Monday, 8 December 2008

Fresh virus outbreak shuts more hospital wards

FURTHER restrictions have been introduced to manage an outbreak of viral gastroenteritis - Norovirus – in Musgrove Park Hospital, Taunton.
Four wards have now been closed to new admissions in an effort to combat the spread of the highly unpleasant infection.
The four are Coleridge, Eliot, Fielding, and Gould wards.
Last month, a similar Norovirus outbreak forced the closure of three wards, Eliot and Fielding, in the Duchess Building, and Ward Five in the old part of the hospital.
Norovirus exists in the community and although not usually serious, it is extremely infectious.
It is estimated that between 600,000 and one million people in the UK are affected each year.
Nursing homes, hospitals, and schools are particularly vulnerable to the virus, which can be spread by contact with an infected person or contaminated surfaces or objects.
Musgrove has detailed and well-established procedures to manage such outbreaks to minimise the risk of cross-infection.
Musgrove spokesman Mark Wall said: “Management of the outbreak is led by a specialist infection control team and other senior staff with ongoing review of the situation.
“To help reduce the risk of further Norovirus being brought into the hospital, visitors are asked not to visit if they have had symptoms of diarrhoea and vomiting or have been in contact with anybody who has in the past 48 hours.
“All visitors are asked to ensure that their hands are thoroughly cleaned before leaving a ward.
“If they are visiting a ward which has an outbreak of Norovirus, they should please not visit any other wards.
“If they are in any doubt about whether to visit or not, they should talk to the ward sister.”
Musgrove medical director Dr Cecil Blumgart said “We know visitors can make a real difference to patients, who look forward to seeing them.
“Unfortunately, we also know that without meaning to, visitors can bring bugs into the hospital which can cause harm to patients and once here are very difficult to control.

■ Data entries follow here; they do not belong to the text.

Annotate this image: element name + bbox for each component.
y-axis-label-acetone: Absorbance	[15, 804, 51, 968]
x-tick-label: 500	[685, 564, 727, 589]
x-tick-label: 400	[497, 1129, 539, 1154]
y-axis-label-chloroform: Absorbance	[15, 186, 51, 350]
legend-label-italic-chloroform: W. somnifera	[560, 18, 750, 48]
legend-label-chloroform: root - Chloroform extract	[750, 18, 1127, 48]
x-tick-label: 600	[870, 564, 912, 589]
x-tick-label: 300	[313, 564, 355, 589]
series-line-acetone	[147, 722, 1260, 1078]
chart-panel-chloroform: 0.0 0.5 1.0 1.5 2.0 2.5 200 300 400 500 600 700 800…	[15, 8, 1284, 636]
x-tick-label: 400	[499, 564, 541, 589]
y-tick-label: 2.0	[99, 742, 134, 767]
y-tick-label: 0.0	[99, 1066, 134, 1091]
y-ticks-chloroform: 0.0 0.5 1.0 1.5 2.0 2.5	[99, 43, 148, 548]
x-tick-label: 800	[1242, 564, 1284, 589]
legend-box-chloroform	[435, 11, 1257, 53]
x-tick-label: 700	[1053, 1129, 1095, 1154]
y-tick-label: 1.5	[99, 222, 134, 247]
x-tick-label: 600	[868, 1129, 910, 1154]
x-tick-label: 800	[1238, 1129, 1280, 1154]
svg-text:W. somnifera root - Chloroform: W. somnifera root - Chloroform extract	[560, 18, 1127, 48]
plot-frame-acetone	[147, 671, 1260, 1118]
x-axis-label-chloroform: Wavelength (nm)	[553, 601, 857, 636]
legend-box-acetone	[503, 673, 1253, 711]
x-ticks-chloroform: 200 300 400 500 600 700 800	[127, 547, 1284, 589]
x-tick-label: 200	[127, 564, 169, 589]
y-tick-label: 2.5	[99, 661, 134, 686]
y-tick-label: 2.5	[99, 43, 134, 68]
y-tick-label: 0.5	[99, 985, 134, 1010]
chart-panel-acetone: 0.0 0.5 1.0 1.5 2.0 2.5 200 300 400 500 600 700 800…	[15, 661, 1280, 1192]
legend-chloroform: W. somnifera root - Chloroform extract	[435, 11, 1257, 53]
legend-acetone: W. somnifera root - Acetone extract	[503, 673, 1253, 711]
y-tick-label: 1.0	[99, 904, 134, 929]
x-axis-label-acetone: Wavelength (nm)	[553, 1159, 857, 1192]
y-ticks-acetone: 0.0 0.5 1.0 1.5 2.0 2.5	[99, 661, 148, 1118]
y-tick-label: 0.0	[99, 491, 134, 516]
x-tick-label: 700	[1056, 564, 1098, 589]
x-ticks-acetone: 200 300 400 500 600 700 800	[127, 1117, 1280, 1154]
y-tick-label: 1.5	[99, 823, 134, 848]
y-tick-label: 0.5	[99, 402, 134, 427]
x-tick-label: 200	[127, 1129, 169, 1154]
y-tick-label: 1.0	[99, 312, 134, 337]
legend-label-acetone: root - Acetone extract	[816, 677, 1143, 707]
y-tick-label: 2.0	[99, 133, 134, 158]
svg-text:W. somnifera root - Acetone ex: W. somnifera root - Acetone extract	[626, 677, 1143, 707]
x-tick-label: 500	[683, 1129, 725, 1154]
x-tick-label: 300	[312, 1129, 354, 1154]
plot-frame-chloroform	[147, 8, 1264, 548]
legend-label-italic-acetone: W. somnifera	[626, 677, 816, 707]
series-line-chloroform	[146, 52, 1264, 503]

“There is also a small chance that visitors to affected wards may contract the virus and take it home.
“We are introducing these new measures to take a firmer grip on the Norovirus that we currently have in the hospital.
“People should not visit unless they really need to and if they do, must comply with these restrictions.”
Musgrove has more than 700 beds on 30 wards plus 15 operating theatres, and a fully-equipped diagnostic imaging department, and employs more than 4,000 staff.